Diria que o público a que se destinam ambas as biografias é muito diferente ou, afinal, convergem na maioria das características?
Da minha resposta anterior se pode inferir que a minha biografia é muito diferente, visa um público não especializado em Fernando Pessoa. Dedica-se tanto aos que já conhecem Fernando Pessoa como a todos os que o conhecem mal. É um livro, digamos assim, transversal a todas as classes, ao alcance de todos os leitores, desde a tia da Quinta da Marinha à mais humilde costureirinha de Arroios, passando pela jovem universitária, liberal, fresca e perfumada; desde a D. Maria, que depois de preencher o IRS se deita no sofá para descontrair, à senhora muito bem vestida que, sentadinha na pastelaria, espera que lhe sirvam uma bica e um copo de água; desde o segurança noturno ou o vigia da construção civil, que leem insones durante a madrugada, ao estudante que vai no comboio rumo aos subúrbios.
Já expressou a ideia, em entrevistas anteriores, que esta sua biografia recusa o jargão literário. Julga que esse academismo afastou muitos leitores da obra de Pessoa e, por isso, é um autor mais falado e citado do que efetivamente lido?
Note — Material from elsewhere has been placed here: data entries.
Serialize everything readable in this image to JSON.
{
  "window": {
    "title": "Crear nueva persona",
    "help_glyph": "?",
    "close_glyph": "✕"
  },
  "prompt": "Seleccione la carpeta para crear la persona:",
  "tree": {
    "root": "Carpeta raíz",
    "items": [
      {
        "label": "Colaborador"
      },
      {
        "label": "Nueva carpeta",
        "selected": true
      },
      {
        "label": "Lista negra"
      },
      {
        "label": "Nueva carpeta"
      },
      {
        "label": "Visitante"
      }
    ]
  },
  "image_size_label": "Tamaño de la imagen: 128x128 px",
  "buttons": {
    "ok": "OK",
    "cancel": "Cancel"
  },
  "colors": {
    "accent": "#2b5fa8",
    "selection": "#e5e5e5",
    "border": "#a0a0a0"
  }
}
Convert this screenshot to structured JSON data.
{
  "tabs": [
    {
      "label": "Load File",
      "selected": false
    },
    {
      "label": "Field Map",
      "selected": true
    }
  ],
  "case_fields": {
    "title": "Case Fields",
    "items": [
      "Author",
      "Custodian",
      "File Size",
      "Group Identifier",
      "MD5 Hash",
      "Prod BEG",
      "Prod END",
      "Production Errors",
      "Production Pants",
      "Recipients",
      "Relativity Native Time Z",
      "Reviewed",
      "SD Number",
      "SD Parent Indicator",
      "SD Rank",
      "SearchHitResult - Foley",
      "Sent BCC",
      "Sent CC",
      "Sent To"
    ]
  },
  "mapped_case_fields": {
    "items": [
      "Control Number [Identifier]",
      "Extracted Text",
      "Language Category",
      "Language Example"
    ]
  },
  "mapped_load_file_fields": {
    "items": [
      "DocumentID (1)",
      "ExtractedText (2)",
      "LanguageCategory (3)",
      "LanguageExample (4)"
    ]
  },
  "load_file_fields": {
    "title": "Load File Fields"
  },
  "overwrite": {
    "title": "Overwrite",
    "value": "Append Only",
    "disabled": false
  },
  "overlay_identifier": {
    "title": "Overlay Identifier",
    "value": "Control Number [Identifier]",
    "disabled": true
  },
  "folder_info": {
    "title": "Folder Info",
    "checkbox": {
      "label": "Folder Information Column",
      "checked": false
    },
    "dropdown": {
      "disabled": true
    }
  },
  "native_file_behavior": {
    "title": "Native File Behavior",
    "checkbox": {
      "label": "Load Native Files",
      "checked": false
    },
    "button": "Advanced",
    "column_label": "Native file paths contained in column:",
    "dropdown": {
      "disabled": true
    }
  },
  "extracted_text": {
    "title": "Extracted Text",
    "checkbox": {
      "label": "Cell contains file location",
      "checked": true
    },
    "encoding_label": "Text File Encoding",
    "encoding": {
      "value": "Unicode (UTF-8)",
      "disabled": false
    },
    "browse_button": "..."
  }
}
Quem conhece os meus livros saberá reconhecer, espero, que tenho procurado escrever numa linguagem viva e simples. O meu objetivo é puxar os leitores para dentro dos meus livros, agarrá-los pelos cabelos e fazer com que se dissolvam e desapareçam dentro dos livros, evitando assim que os atirem para um canto, sem os voltarem a abrir. A clareza de expressão, ou o brilho da escrita, quanto a mim, não são incompatíveis com o rigor. Tão-pouco a profundidade é sinónimo de obscuridade.
Apesar de haver a ideia instalada de que Pessoa foi um autor sem biografia, ambos os livros impressionam desde logo pela dimensão (mais de mil páginas). Crê que o seu livro ajuda a desfazer de vez esse mito?
Espero que sim. Apesar de ter morrido muito jovem, com 47 anos, Pessoa teve uma vida intensa e trágica: em criança, morreu-lhe o pai e um irmão bebé; conviveu de perto com a tuberculose do pai e com a loucura da avó paterna; foi viver para o outro lado do mundo - África do Sul - com a mãe e o padrasto, quando este foi nomeado cônsul em Durban, cidade cosmopolita por onde passaram (quando Pessoa viveu por lá) homens célebres como Churchill, Mark Twain e Gandhi; quando regressou a Portugal, assistiu de perto à agitação republicana e antimonárquica que conduziu ao Regicídio; conheceu quase todos os grandes intelectuais da sua época, de Teixeira de Pascoaes a Camilo Pessanha, passando por Mário de Sá Carneiro, Almada Negreiros, etc.; circulou pelas grandes tertúlias dos cafés de Lisboa; assistiu à ascensão e queda de inúmeras revoltas e golpes políticos (João Franco, Sidónio Pais, etc.), o último dos quais levaria à implantação do Estado Novo, que Pessoa começou por apreciar para, no final da sua vida, se tornar num crítico da censura e do próprio Salazar, que retrataria como um "pequeno contabilista" que diz que "não devemos sonhar porque o sonho não é remunerado", ou como um "guarda-livros em férias que sente que preferiria afinal estar no escritório". Depois, além disso, a biografia intelectual ou mental de Pessoa abarca tantos mundos e tantas personalidades imaginárias ou fictícias, que muitas outras biografias de Fernando Pessoa, estou certo, surgirão nos próximos anos.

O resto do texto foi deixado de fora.